Question

A body is released from a height equal to the radius (r) of the earth. The velocity of the body when it strikes the surface of the earth will be:

• A. \(\sqrt{gR}\)
• B. \(\frac{\sqrt{gR}}{2}\)
• C. \(\sqrt{2gR}\)
• D. \(\sqrt{4gR}\)

Answer 1

The Correct Option is A

To solve this problem, we need to determine the velocity of a body when it strikes the surface of the Earth after being released from a height equal to the radius of the Earth, denoted as \( R \).

Start by considering the potential energy and kinetic energy concepts. At the height of release, the potential energy of the body is at a maximum, while the kinetic energy is zero since the body is at rest.
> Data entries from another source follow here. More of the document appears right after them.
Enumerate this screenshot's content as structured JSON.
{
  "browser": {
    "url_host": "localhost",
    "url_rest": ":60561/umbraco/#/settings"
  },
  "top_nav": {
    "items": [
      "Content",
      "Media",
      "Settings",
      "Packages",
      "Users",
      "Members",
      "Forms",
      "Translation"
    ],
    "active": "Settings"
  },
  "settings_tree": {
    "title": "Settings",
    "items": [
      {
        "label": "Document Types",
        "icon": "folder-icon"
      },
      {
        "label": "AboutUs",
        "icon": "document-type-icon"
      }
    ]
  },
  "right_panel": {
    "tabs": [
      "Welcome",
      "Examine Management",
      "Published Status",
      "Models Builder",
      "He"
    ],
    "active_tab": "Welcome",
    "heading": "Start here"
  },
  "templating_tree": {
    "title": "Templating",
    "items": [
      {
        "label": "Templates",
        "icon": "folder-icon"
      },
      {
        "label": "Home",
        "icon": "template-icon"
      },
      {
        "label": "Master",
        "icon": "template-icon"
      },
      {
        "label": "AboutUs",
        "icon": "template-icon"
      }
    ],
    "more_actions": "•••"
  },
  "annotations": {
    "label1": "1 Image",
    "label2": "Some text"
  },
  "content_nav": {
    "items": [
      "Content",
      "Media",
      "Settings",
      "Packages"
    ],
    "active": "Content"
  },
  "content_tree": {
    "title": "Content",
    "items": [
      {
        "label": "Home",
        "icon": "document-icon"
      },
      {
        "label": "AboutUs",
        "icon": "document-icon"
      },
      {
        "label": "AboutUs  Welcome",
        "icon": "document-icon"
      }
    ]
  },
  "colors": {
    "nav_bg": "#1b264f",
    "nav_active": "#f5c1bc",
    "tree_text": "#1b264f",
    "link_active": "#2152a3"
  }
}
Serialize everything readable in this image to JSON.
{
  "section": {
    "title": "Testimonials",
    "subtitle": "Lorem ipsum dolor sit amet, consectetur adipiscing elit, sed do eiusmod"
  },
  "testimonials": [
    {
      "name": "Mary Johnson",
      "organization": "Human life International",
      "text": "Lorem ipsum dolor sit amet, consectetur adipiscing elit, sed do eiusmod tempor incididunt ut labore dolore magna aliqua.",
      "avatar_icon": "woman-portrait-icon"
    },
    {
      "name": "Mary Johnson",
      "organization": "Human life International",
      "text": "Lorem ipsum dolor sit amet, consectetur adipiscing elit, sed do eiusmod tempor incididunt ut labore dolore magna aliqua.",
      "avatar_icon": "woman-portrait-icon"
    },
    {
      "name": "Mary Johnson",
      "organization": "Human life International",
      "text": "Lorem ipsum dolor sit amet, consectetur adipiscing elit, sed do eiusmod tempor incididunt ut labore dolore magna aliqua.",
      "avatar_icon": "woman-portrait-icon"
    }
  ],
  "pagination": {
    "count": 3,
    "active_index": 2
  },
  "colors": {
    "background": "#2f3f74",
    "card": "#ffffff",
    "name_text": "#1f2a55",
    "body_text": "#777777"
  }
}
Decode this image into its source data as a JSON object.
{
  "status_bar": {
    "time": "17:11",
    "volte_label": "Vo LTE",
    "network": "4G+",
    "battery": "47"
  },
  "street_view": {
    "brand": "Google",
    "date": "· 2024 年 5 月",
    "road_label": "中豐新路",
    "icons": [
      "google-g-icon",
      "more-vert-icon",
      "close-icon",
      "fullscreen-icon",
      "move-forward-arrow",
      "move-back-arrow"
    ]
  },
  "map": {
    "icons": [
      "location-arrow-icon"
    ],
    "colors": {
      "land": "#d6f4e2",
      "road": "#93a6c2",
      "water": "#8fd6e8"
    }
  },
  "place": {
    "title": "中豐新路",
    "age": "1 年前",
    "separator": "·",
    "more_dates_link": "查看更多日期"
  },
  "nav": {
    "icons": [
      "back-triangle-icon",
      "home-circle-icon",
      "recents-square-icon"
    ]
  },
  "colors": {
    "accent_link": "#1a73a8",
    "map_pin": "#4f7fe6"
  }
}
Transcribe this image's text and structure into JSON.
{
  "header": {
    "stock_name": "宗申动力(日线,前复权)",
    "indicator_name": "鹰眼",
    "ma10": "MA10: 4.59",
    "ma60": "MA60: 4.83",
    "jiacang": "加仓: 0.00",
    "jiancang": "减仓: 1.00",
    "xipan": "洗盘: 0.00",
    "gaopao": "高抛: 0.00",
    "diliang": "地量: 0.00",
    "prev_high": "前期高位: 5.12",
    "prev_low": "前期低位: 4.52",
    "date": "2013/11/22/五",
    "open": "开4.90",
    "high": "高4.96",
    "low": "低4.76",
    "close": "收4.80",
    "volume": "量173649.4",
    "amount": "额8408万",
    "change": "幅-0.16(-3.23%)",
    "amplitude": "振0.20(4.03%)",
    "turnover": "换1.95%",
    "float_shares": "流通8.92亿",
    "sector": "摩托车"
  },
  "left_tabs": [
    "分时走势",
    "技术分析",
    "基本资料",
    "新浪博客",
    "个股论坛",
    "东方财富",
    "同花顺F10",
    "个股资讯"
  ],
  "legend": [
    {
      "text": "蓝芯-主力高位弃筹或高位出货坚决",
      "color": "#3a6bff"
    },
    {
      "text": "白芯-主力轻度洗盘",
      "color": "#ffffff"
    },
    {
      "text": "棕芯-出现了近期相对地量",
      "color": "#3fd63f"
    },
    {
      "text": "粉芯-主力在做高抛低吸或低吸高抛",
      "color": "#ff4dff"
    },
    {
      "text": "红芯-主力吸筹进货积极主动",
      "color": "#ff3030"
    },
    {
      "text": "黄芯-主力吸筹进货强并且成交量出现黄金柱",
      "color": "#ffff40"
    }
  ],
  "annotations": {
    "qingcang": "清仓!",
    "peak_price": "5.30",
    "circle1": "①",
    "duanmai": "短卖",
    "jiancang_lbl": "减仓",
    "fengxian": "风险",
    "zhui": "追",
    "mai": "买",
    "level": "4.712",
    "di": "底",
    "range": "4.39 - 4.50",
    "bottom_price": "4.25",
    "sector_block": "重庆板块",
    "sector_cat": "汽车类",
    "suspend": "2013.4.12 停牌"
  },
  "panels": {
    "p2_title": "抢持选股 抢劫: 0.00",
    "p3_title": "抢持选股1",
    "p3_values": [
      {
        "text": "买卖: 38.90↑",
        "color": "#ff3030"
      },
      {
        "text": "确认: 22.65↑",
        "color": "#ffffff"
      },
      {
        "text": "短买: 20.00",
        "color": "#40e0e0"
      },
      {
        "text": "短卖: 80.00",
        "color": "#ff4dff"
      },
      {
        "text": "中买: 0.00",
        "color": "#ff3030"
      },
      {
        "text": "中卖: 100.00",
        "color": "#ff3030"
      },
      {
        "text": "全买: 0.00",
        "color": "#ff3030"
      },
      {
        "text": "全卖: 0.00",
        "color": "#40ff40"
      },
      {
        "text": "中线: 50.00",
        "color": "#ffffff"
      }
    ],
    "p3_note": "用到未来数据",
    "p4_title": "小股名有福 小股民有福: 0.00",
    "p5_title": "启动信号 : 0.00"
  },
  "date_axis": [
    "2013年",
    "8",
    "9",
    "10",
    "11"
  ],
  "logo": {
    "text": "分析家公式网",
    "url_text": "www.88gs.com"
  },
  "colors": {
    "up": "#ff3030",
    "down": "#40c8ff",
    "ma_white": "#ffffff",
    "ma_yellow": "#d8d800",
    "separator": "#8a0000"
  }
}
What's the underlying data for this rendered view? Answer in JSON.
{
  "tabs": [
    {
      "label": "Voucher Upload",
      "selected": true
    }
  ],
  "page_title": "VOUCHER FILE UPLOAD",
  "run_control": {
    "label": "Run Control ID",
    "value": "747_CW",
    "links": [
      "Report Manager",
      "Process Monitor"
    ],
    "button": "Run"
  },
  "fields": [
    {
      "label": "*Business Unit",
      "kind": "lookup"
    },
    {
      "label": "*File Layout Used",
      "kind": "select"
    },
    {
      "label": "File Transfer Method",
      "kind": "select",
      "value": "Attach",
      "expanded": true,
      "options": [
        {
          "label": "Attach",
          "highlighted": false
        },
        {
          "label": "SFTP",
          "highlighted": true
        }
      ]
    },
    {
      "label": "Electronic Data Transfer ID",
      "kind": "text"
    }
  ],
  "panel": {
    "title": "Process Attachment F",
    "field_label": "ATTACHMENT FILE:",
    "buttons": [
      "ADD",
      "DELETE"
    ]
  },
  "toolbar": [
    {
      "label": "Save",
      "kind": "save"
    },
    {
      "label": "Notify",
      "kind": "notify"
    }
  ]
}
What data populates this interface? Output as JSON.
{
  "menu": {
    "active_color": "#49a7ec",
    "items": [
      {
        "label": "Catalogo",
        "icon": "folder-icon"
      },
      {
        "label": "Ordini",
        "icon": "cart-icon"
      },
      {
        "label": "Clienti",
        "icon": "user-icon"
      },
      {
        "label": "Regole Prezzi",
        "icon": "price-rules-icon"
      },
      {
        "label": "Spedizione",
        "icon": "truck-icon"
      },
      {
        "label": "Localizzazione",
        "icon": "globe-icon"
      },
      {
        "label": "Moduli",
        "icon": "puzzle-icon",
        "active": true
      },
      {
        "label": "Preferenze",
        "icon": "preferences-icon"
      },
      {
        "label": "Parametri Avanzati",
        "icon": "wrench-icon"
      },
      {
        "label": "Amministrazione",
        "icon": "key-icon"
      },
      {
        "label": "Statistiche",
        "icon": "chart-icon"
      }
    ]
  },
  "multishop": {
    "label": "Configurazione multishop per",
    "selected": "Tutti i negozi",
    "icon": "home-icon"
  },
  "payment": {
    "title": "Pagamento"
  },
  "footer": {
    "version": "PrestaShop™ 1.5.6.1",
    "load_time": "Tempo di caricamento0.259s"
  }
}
Initially, the gravitational potential energy \( U \) at height \( R \) above the Earth's surface is:

\(U_i = -\frac{G M m}{2R}\)

where:

• \(G\) is the gravitational constant,
• \(M\) is the mass of the Earth,
• \(m\) is the mass of the body.

At the surface of the Earth, the potential energy is:

\(U_f = -\frac{G M m}{R}\)

The change in potential energy as the body falls is:

\(\Delta U = U_f - U_i = -\frac{G M m}{R} + \frac{G M m}{2R} = -\frac{G M m}{2R}\)

When the body strikes the Earth, all potential energy change is converted into kinetic energy:

\(elta K = \frac{1}{2} m v^2\), where \( v \) is the velocity of the body at the surface of the Eart\)

Equating the change in potential energy to the change in kinetic energy, we have:

\(\frac{1}{2} m v^2 = -\Delta U = \frac{G M m}{2R}\)

Solving for \( v \), we find:

\(v^2 = \frac{G M}{R}\)

We know that the acceleration due to gravity \( g \) is given by:

\(g = \frac{G M}{R^2}\)

Thus, substituting \( G M = g R^2 \) into the equation for \( v^2 \), we get:

\(v^2 = g R\)

Therefore, the velocity \( v \) is:

\(v = \sqrt{gR}\)

This matches the option: \(\sqrt{gR}\), confirming it as the correct answer.